Simulation of early Eocene water isotopes using an Earth system model and its implication for past climate reconstruction

• Published in: Earth and planetary science letters Vol. 537; p. 116164
• Main Authors: Zhu, Jiang, Poulsen, Christopher J., Otto-Bliesner, Bette L., Liu, Zhengyu, Brady, Esther C., Noone, David C.
• Format: Journal Article
• Language: English
• Published: Elsevier B.V 01.05.2020
• Subjects: early Eocene; hydrological cycle; isotope-enabled simulation; ocean circulation; oxygen isotopes; Paleocene–Eocene Thermal Maximum; isotope-enabled simulation; hydrological cycle; oxygen isotopes; ocean circulation; early Eocene; Paleocene–Eocene Thermal Maximum
• ISSN: 0012-821X; 1385-013X
• DOI: 10.1016/j.epsl.2020.116164

•We present water isotope-enabled early Eocene simulations with multiple CO2 levels.•Model matches early Eocene and PETM δ18Oc data with RMSE approaching data error.•Eocene δ18Ow varies with hydrological cycle and ocean circulation changes.•A stronger ocean ventilation mixes water masses and increases surface δ18Ow in certain regions. Our understanding of past climate conditions largely comes from paleoclimate proxies, such as oxygen isotope ratios (δ18Oc) in marine fossils. The marine δ18Oc signal primarily reflects a mixture of seawater temperature and oxygen isotopic composition of seawater (δ18Ow) at the time of calcification. Knowledge of δ18Ow is critical for the interpretation of marine δ18Oc records but remains poor for past hothouse climates. Here, we conduct water isotope-enabled simulations of the early Eocene using CO2 levels of 1×, 3×, 6×, and 9× the preindustrial value. We calculate model δ18Oc using simulated δ18Ow and ocean temperature, and make direct comparison with proxy records. Model δ18Oc matches the proxy values well for the early Eocene and Paleocene–Eocene Thermal Maximum with root-mean-squared errors approaching the standard error in individual records. Eocene δ18Ow in the model exhibits strong variation depending on states of the hydrological cycle and ocean circulation. Differences in the mean δ18Ow between regions of net evaporation and precipitation increase monotonically with the magnitude of the net atmospheric moisture transport that connects them; however, this relationship breaks at the regional scale due to ocean circulation changes.
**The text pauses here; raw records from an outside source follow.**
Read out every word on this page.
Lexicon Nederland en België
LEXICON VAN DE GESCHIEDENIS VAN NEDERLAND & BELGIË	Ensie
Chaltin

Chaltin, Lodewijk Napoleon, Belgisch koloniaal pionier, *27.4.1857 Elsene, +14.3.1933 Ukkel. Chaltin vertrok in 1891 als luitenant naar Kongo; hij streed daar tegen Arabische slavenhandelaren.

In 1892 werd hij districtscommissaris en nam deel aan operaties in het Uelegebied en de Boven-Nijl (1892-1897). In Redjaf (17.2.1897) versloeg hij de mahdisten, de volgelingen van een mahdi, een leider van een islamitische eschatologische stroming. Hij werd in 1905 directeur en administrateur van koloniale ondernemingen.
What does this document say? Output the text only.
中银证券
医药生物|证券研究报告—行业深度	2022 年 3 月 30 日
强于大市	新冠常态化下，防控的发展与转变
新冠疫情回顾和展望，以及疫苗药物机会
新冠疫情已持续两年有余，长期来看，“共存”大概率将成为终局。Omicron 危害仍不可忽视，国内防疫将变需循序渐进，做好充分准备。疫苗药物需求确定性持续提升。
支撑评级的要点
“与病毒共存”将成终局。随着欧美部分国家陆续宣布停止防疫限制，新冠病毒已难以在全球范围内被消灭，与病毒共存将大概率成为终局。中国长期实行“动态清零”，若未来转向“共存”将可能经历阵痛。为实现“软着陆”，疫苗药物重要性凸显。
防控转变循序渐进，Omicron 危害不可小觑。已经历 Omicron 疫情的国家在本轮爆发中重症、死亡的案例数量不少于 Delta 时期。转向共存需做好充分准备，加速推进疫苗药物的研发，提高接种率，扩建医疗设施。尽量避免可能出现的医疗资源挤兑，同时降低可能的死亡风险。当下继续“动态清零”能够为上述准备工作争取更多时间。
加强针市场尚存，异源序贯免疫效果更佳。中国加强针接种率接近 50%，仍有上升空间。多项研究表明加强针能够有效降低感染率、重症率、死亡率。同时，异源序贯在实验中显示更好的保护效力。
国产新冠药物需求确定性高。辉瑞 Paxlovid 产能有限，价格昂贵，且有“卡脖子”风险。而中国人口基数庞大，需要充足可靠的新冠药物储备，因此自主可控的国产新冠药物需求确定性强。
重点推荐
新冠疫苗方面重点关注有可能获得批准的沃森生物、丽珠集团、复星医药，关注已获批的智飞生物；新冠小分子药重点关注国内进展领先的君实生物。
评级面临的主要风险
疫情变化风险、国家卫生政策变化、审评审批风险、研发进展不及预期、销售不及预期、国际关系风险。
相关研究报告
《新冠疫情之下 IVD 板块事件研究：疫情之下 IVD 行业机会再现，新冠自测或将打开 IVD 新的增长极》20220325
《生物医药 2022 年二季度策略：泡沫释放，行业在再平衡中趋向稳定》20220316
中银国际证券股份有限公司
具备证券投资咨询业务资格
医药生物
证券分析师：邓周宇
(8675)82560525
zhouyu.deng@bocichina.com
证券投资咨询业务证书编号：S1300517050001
In particular, an increase in ocean ventilation brings more 18O-enriched deep water into the mixed layer, increasing sea-surface δ18Ow near the ventilation site and in certain remote regions through fast upper ocean currents. δ18Ow variations and the linkage to both hydrological cycle and ocean circulation bring challenges for an accurate interpretation of marine δ18Oc records. Our study illustrates the value of using water isotope-enabled simulations and model-data comparison for learning past climate changes.